THE CANADIAN. Famous Players-Lasky, 1926. William Beaudine, director; adapted by Arthur Stringer from W. Somerset Maugham’s play, The Land of Promise; Alvin Wyckoff, cinematographer; Thomas Meighan, Mona Palma, Wyndham Standing, Dale Fuller, Charles Winninger, Billy Butts. Shown at Cinecon 41, September 2005.

   For me, this was the revelation of the convention, an outstanding silent film, with superb photography by Wyckoff, dead-on performances by every member of the cast, with Mona Palma lighting up the screen as the English woman, brought up in modest but cultivated circumstances, who goes to live with her brother on a remote Canadian farm in a desolate landscape.

   To escape the indignities she feels she’s enduring from his wife and the rough farmhands she marries his foreman who’s shown her some kindness, a decision that she quickly regrets.

THE CANADIAN

   Every performance is true to the character, seemingly natural and unaffected, the soul reflected in characterizations where there’s not an excessive gesture. The subtitles are almost superfluous, the drama playing out in the visuals, with moments that are almost unbearable in their intensity. It’s this kind of experience that makes attending film conventions an adventure with a potential for transcendence.

   (Fellow attendee Jim Goodrich’s comment on this sentence was “Wow!” Could he be suggesting that I was tripping here?)

[EDITORIAL COMMENT.] The photo of Mona Palma is probably not related to the film, but after reading Walter’s review, I knew you’d like to have an idea of what she looked like at the time.
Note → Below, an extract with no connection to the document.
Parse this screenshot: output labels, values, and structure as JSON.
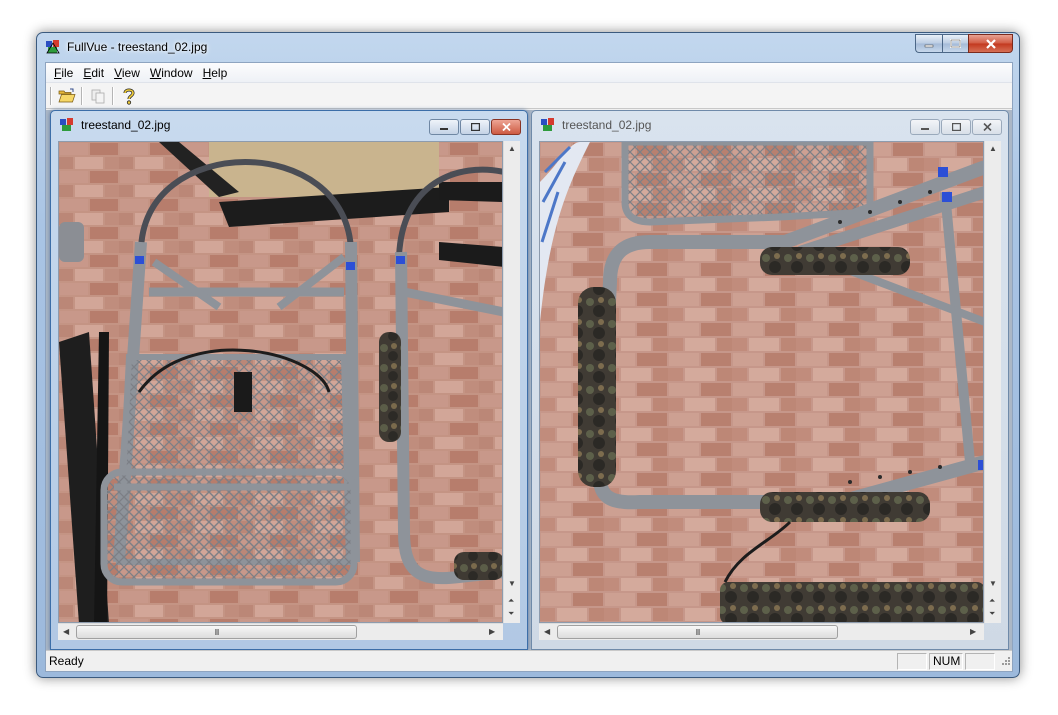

Born in 1897, Mona Palma made only seven movies, all between 1923 and 1927, three of them as Mimi Palmeri. She died in 1989.

THE CANADIAN

   Thomas Meighan is the tall fellow dominating the scene above, which was taken from the movie, and of course that’s him again in the publicity still on the right. His career was quite a bit longer than his co-star’s, consisting as it did of 82 movies between 1914 and 1934. Until talkies came along, he was quite a popular star.

   To make this post a little more crime-related, Meigan’s first movie was Dandy Donovan, the Gentleman Cracksman, in which he played the title role, and his first sound film was The Argyle Case (1929) in which he again played the leading character, this time homicide investigator Alex Kayton.